Although the results do sound quite surprising, there are some existing theories that might help explain why a simple shift of 1 hour in time might bring about such a disruptive medical outcome.


Why daylight saving can be lethal

Researchers have previously spotted some circadian influence on stroke levels. A meta-analysis of stroke research, including data from 11,816 strokes, found that the chance of an ischemic stroke between midnight and 6 am was 55% higher than at any other time of the day.

It does seem that timing is somehow important in the etiology of strokes. However, this is the first time that daylight saving has been specifically investigated as a risk factor.

Medical News Today asked Dr. Ruuskanen what he thought was behind the observed effect. He said:

“We know from previous studies that stroke risk is highest in the morning hours and daylight saving time slightly shifts the timing pattern of stroke onset.

Previous studies have also shown that the disruption of the circadian clock due to other reasons (e.g. due to rotating shift work) and sleep fragmentation are associated with an increased risk of stroke.”

The findings will need to be corroborated with more investigation, but the team believes the results are strong. MNT asked Dr. Ruuskanen what further research would need to be done to prove the connection.

He advised that to make the findings unequivocal “would require abandoning the daylight saving time changes.” Debates do, occasionally, come up about whether daylight saving is necessary, so in the future this could become a reality.
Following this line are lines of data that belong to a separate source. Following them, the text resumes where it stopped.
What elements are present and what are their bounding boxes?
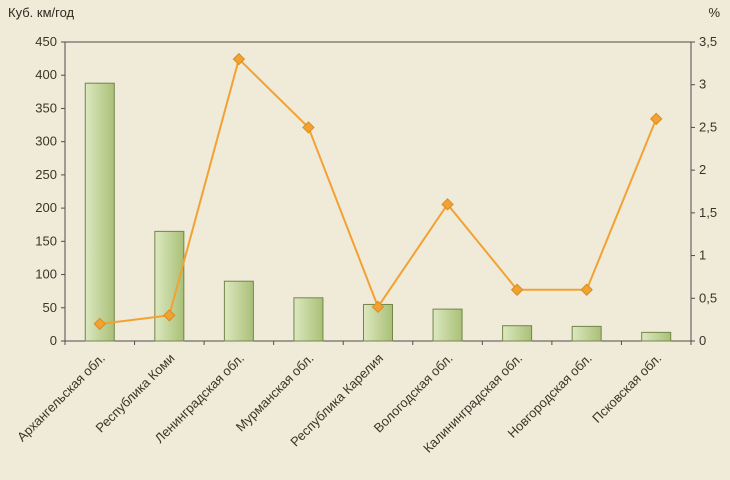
left-axis-tick-label: 50: [43, 300, 57, 315]
line-marker: [510, 283, 524, 296]
right-axis-tick-label: 0: [699, 333, 706, 348]
line-marker: [650, 112, 663, 126]
left-axis-tick-label: 0: [50, 333, 57, 348]
right-axis-tick-label: 3,5: [699, 34, 717, 49]
left-axis-tick-label: 100: [35, 267, 57, 282]
left-axis-title: Куб. км/год: [8, 5, 75, 20]
line-marker: [441, 198, 454, 211]
right-axis-tick-label: 2: [699, 162, 706, 177]
bar: [641, 331, 672, 342]
right-axis-title: %: [708, 5, 720, 20]
line-marker: [580, 283, 593, 296]
bar: [432, 308, 463, 342]
category-label: Псковская обл.: [589, 351, 664, 426]
right-axis-tick-label: 1,5: [699, 205, 717, 220]
left-axis-tick-label: 250: [35, 167, 57, 182]
bar: [84, 82, 115, 342]
left-axis-tick-label: 300: [35, 134, 57, 149]
line-marker: [93, 317, 106, 331]
left-axis-tick-label: 400: [35, 67, 57, 82]
left-axis-tick-label: 450: [35, 34, 57, 49]
bar: [223, 280, 254, 342]
left-axis-tick-label: 150: [35, 233, 57, 248]
bar: [502, 325, 533, 342]
line-marker: [302, 121, 315, 134]
line-marker: [163, 309, 176, 322]
bar: [154, 230, 185, 342]
right-axis-tick-label: 1: [699, 248, 706, 263]
left-axis-tick-label: 350: [35, 100, 57, 115]
bar: [293, 297, 324, 342]
right-axis-tick-label: 3: [699, 77, 706, 92]
category-label: Архангельская обл.: [14, 351, 108, 445]
line-marker: [371, 300, 385, 314]
right-axis-tick-label: 2,5: [699, 119, 717, 134]
line-marker: [232, 52, 246, 66]
left-axis-tick-label: 200: [35, 200, 57, 215]
bar: [571, 325, 602, 342]
right-axis-tick-label: 0,5: [699, 290, 717, 305]
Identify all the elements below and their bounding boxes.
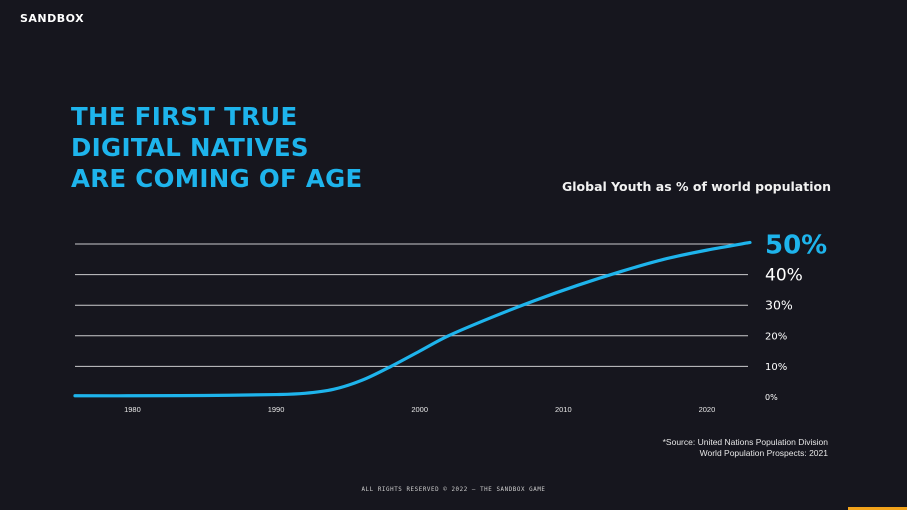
source-line-1: *Source: United Nations Population Divis… bbox=[662, 437, 828, 447]
y-tick-label-0: 0% bbox=[765, 393, 778, 402]
y-tick-label-50: 50% bbox=[765, 230, 827, 260]
y-tick-label-10: 10% bbox=[765, 362, 787, 373]
headline: THE FIRST TRUE DIGITAL NATIVES ARE COMIN… bbox=[71, 101, 363, 194]
source-line-2: World Population Prospects: 2021 bbox=[699, 448, 828, 458]
copyright-footer: ALL RIGHTS RESERVED © 2022 — THE SANDBOX… bbox=[361, 487, 546, 493]
x-tick-label-1980: 1980 bbox=[124, 405, 141, 414]
x-tick-label-1990: 1990 bbox=[268, 405, 285, 414]
y-tick-label-40: 40% bbox=[765, 266, 803, 286]
x-tick-label-2010: 2010 bbox=[555, 405, 572, 414]
chart-title: Global Youth as % of world population bbox=[562, 179, 831, 194]
x-tick-label-2020: 2020 bbox=[699, 405, 716, 414]
x-tick-label-2000: 2000 bbox=[411, 405, 428, 414]
accent-bar bbox=[848, 507, 907, 510]
y-tick-label-20: 20% bbox=[765, 331, 787, 342]
y-tick-label-30: 30% bbox=[765, 298, 793, 313]
headline-line-3: ARE COMING OF AGE bbox=[71, 164, 363, 193]
headline-line-2: DIGITAL NATIVES bbox=[71, 133, 309, 162]
source-note: *Source: United Nations Population Divis… bbox=[663, 437, 828, 459]
sandbox-logo: SANDBOX bbox=[20, 12, 85, 25]
headline-line-1: THE FIRST TRUE bbox=[71, 102, 298, 131]
series-line-0 bbox=[73, 240, 752, 398]
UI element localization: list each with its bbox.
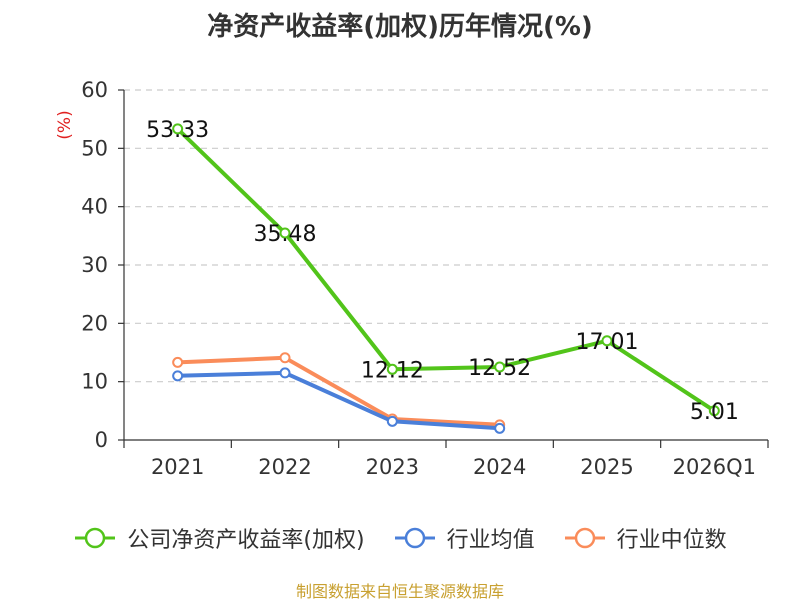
series-0-point-2026Q1 [708,405,720,417]
axis-layer: 0 10 20 30 40 50 60 2021 2022 2023 2024 2025 2026Q1 (… [55,78,769,479]
series-0-point-2021 [172,123,184,135]
series-2-point-2022 [279,352,291,364]
series-1-point-2023 [386,415,398,427]
legend-item-1[interactable]: 行业均值 [393,522,535,554]
series-0-point-2022 [279,227,291,239]
legend-label: 公司净资产收益率(加权) [127,528,365,553]
y-tick-label-40: 40 [81,195,108,219]
data-label-2023: 12.12 [361,358,424,383]
y-tick-label-10: 10 [81,370,108,394]
series-layer [172,123,720,434]
legend-swatch-icon [394,527,435,549]
series-line-1 [175,370,502,431]
y-tick-label-60: 60 [81,78,108,102]
series-line-0 [175,126,717,413]
legend-label: 行业中位数 [616,528,727,553]
series-2-point-2021 [172,356,184,368]
y-tick-label-20: 20 [81,311,108,335]
x-tick-label-2023: 2023 [366,455,419,479]
y-tick-label-30: 30 [81,253,108,277]
legend: 公司净资产收益率(加权) 行业均值 行业中位数 [0,520,800,556]
data-source-note: 制图数据来自恒生聚源数据库 [295,582,504,601]
legend-label: 行业均值 [446,528,535,553]
label-layer: 53.33 35.48 12.12 12.52 17.01 5.01 [146,118,739,425]
series-line-2 [175,355,502,427]
data-label-2021: 53.33 [146,118,209,143]
series-1-point-2022 [279,367,291,379]
legend-item-0[interactable]: 公司净资产收益率(加权) [73,522,365,554]
series-0-point-2024 [494,361,506,373]
y-tick-label-0: 0 [95,428,108,452]
series-1-point-2024 [494,422,506,434]
x-tick-label-2025: 2025 [580,455,633,479]
legend-swatch-icon [564,527,605,549]
series-1-point-2021 [172,370,184,382]
legend-swatch-icon [75,527,116,549]
x-tick-label-2021: 2021 [151,455,204,479]
x-tick-label-2022: 2022 [258,455,311,479]
series-0-point-2025 [601,335,613,347]
data-label-2025: 17.01 [576,330,639,355]
data-label-2024: 12.52 [468,356,531,381]
x-tick-label-2024: 2024 [473,455,526,479]
y-axis-label: (%) [55,110,75,139]
data-label-2022: 35.48 [254,222,317,247]
grid-layer [124,89,768,383]
data-label-2026Q1: 5.01 [690,400,739,425]
y-tick-label-50: 50 [81,136,108,160]
x-tick-label-2026Q1: 2026Q1 [673,455,756,479]
chart-title: 净资产收益率(加权)历年情况(%) [207,12,593,42]
series-0-point-2023 [386,363,398,375]
legend-item-2[interactable]: 行业中位数 [563,522,727,554]
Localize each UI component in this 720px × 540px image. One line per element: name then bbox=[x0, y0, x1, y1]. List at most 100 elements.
Dr. Ruuskanen said that, should the time switch eventually be removed, and “a follow-up of several years saw that the small increase in stroke incidence […] disappears, it would make a strong argument that it actually is the clock change that raises the stroke risk.”
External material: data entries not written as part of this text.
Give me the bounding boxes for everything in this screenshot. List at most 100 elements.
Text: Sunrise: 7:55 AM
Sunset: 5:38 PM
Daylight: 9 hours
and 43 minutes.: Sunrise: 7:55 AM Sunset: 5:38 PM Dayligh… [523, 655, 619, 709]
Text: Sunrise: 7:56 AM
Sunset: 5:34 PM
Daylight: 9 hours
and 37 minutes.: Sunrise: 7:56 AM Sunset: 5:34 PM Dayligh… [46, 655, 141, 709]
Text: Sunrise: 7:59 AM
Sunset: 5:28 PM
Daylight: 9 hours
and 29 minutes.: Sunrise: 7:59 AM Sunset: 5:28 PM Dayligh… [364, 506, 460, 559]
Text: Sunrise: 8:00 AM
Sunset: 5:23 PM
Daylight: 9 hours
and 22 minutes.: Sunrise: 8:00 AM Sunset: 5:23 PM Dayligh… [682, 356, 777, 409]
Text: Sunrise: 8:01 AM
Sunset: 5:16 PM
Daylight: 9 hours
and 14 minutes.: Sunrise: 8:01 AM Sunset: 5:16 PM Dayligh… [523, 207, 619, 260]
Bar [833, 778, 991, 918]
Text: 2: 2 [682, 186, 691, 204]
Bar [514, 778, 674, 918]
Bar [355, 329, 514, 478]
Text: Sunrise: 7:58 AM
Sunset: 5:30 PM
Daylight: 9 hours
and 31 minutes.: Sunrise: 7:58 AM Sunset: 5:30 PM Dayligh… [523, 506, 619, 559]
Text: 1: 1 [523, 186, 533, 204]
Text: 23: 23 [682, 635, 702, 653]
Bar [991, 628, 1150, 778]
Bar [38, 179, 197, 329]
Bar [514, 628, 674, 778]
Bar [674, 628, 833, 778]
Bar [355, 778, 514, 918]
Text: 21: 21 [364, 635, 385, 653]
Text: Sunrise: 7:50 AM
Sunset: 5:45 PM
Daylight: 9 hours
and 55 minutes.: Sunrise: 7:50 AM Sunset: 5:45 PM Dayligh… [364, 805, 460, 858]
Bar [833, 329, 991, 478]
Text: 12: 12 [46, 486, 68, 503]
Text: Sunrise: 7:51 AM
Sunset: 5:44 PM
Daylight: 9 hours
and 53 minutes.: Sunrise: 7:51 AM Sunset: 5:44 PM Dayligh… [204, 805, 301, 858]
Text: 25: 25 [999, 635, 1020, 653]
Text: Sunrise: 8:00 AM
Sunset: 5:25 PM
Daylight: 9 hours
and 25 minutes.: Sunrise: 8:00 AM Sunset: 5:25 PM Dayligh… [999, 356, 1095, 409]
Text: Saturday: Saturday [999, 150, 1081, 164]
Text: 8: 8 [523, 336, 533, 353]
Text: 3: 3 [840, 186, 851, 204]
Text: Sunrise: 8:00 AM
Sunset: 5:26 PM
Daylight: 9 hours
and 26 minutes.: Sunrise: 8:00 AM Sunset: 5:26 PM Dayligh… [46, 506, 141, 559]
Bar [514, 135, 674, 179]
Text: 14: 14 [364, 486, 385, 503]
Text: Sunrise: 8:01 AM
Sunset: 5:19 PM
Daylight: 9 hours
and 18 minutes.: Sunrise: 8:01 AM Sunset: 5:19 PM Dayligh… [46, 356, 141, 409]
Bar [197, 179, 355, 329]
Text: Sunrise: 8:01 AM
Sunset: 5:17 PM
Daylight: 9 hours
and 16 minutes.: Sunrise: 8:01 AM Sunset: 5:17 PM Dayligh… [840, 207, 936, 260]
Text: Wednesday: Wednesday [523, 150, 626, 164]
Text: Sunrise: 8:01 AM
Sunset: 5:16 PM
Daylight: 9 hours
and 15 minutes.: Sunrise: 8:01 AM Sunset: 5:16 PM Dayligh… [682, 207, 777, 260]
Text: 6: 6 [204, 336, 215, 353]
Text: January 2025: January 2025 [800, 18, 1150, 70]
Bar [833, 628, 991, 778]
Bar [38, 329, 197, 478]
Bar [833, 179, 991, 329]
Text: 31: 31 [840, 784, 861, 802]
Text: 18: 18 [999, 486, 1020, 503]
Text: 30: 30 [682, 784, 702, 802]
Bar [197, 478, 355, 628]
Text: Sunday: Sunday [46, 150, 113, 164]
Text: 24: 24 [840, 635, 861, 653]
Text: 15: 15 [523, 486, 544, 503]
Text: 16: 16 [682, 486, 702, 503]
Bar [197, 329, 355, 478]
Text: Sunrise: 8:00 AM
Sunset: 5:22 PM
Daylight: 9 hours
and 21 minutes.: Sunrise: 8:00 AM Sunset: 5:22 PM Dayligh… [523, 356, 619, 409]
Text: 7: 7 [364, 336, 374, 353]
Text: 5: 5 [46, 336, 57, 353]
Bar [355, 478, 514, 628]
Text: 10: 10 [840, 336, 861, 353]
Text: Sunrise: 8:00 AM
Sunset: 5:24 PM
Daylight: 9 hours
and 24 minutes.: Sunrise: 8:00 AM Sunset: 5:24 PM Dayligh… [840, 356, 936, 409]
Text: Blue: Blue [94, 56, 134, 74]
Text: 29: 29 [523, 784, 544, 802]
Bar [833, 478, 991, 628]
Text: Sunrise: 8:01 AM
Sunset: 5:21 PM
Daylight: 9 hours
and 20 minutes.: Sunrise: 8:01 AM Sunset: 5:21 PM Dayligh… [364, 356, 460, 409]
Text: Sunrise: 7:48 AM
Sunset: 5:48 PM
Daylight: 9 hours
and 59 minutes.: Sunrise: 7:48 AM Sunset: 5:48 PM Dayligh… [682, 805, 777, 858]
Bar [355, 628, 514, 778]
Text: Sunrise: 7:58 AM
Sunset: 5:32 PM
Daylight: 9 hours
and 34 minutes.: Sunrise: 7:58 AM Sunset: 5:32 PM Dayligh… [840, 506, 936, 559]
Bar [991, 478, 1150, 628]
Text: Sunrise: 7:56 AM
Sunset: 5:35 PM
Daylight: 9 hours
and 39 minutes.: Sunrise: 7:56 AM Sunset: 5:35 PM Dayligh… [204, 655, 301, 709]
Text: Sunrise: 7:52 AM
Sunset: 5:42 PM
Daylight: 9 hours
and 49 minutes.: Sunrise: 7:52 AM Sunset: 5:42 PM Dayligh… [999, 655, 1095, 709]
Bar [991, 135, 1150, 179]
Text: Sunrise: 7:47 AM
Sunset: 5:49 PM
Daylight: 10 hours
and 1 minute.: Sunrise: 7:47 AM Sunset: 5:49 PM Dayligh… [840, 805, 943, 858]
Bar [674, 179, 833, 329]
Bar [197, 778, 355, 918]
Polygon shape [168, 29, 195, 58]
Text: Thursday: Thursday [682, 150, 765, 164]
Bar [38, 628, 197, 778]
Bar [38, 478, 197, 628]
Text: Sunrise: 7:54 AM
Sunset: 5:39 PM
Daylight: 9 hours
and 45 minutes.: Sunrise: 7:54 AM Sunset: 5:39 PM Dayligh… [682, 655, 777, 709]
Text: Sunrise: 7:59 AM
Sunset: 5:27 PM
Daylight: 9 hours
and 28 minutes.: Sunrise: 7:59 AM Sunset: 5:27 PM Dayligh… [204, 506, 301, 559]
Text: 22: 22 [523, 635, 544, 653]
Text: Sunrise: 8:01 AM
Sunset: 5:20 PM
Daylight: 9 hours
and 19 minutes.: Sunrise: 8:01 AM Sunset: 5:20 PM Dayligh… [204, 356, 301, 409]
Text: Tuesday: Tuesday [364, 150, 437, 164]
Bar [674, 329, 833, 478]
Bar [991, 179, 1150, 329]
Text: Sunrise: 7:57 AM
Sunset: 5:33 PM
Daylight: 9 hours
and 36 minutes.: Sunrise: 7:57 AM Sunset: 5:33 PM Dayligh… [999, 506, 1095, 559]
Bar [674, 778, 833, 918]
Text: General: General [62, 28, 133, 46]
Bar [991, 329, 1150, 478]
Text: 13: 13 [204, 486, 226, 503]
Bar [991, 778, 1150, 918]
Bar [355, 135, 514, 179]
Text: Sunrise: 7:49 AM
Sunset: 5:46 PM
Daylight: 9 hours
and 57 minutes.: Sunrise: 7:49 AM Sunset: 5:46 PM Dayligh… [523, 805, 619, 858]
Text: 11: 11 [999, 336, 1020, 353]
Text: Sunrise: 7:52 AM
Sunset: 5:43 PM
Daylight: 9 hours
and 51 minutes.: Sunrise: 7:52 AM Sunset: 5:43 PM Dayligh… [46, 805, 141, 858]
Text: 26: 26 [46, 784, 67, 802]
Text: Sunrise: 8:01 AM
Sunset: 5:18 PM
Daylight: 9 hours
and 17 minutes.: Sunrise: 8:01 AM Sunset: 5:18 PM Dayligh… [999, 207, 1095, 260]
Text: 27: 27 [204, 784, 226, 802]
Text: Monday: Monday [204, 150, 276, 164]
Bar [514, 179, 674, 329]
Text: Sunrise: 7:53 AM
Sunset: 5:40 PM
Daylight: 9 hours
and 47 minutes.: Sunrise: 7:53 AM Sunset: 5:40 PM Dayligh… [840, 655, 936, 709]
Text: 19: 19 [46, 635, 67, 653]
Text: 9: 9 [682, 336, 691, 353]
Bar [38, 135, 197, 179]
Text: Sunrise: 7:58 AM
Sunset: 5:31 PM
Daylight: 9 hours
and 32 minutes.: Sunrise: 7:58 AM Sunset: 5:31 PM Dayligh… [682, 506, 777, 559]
Even before follow-up research is completed, the results remain convincing, firstly due to the large data size, and, secondly, because the weeks after the clock change were compared with similar weeks over the course of a decade.

Dr. Ruuskanen told MNT that “it is hard to see any specific factors other than the shift that could be identified to differ between these weeks and affect stroke incidence.”

It truly does seem that a change of just 1 hour could raise the risk of stroke; MNT recently covered research in a similar vein demonstrating that broken sleep raises the risk of stroke.